Ben Affleck’s directorial career is going from strength to strength with Argo rounding off a trio of impressive flicks.
Gone Baby Gone and The Town, both criminally under-watched, saw Affleck leap from a personal small-town kidnapping story to a Heat-style citywide tale of cops and robbers.
But with Argo, Affleck takes an even bigger leap into new territory.
This is his first film set predominantly in a different country, in a different time and with thousands of extras. Affleck has to negotiate the trappings of adapting a true story, whilst adhering to historical and cultural accuracy. He has also picked an obscure, little-known story to adapt and has to make that both relatable and entertaining. Without doubt, this is his most ambitious directorial outing.

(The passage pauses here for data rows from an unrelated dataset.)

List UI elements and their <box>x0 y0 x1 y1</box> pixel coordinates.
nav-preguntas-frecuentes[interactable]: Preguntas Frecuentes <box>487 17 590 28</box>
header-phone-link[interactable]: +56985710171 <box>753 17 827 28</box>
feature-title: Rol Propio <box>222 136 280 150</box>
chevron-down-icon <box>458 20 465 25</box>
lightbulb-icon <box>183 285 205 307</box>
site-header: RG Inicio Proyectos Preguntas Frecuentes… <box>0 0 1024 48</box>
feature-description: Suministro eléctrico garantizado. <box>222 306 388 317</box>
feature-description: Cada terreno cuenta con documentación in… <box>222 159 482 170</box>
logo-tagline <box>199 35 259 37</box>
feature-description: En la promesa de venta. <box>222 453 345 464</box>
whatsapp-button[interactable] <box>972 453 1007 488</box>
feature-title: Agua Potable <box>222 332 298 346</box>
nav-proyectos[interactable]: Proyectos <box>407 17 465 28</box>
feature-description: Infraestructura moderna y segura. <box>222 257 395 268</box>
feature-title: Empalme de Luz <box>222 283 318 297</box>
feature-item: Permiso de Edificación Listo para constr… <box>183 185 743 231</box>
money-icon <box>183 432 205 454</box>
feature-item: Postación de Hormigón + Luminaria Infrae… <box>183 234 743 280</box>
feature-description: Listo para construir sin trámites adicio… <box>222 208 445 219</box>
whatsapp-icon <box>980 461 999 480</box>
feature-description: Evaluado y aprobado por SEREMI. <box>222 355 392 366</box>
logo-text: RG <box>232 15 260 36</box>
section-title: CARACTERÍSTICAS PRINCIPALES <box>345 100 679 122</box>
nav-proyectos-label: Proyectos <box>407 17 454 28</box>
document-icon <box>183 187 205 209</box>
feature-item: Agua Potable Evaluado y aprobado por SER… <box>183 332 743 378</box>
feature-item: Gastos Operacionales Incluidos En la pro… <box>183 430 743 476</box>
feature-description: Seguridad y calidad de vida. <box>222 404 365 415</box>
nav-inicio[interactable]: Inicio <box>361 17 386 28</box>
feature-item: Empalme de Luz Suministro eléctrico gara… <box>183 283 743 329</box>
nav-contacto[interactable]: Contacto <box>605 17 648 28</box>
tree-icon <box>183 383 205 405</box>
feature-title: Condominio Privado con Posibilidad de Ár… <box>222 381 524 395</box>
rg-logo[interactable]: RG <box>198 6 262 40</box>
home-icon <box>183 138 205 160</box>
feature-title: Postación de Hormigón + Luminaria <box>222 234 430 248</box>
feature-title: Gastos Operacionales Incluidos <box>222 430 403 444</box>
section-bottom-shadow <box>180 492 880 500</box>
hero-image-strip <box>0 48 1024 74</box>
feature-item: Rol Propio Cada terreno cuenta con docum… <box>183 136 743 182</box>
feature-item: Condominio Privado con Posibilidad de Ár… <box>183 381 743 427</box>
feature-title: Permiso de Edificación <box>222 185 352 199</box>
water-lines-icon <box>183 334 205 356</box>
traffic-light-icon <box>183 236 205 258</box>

However, Affleck’s confidence has been building and he impresses from the get-go. Decades of Iran’s history is tidily narrated through comic book-style storyboarding. This then launches into a siege of the Iranian US embassy, cranking up the tension with fast-paced, hand-held camera cutting, as the workers desperately try to shred documents and escape. It is a heart-stopping opening, rivalled only by the nail-biting final reel. As seen in The Town, Affleck is a master of suspense.
Affleck has also spent enough time in mainstream cinema to know how to convey a complicated story to a Friday night crowd and his script handles the exposition well, whilst also finding time to drop in one-liners and a bit of humour. “Argo f*ck yourself” is one such quote that has popped up on many a Facebook newsfeed these past few weeks.
Affleck’s rise to the directorial A-list is attracting a lot of talent and numerous familiar faces appear throughout. It is testament to Affleck’s integrity that he doesn’t just cast his Hollywood mates. Instead, he has selected much of his cast from popular TV. The supporting players can be recognised from shows such as Mad Men, Heroes, Scrubs, Friends (Joshua!) and Breaking Bad. Most, however, are unknown actors, cast for their likeness to the historical counterparts in order to maintain the documentary feel of the film.
As great as some of the actors are (Bryan Cranston has fun as a growly FBI agent, whilst John Goodman and Alan Arkin get the biggest laughs), you will struggle to remember any of their characters’ names. But Argo isn’t aiming for any nominations in the Best Actor category.
No, instead, Affleck has his sights firmly on Best Director.
And who can blame him? It has been a while since he won Best Screenplay for Good Will Hunting and he had to share that golden statue with his best mate, Matt Damon. Argo suggests Affleck fancies another stroll onto that stage.
His intentions are clear in his adherence to the winning Oscar formula: true story, critically-impressive, political commentary and America saves the day! The Academy will be lapping this up. Affleck has also chosen such a bizarre true story to adapt (retrieving seven Americans from militant Iran by posing as a film crew) that he also ticks the originality box as well.
Not that this is a criticism. Like the better Oscar-winning films, Argo never feels conceited when telling its story. Affleck’s pride as a story-teller would never allow for that. Plus, despite its Academy friendliness, this is still accomplished film-making, reminiscent of both Eastwood’s classical style and Gus Van Sant's documentary approach.
The Oscar race has begun. And Affleck’s directorial talents argoing to get noticed.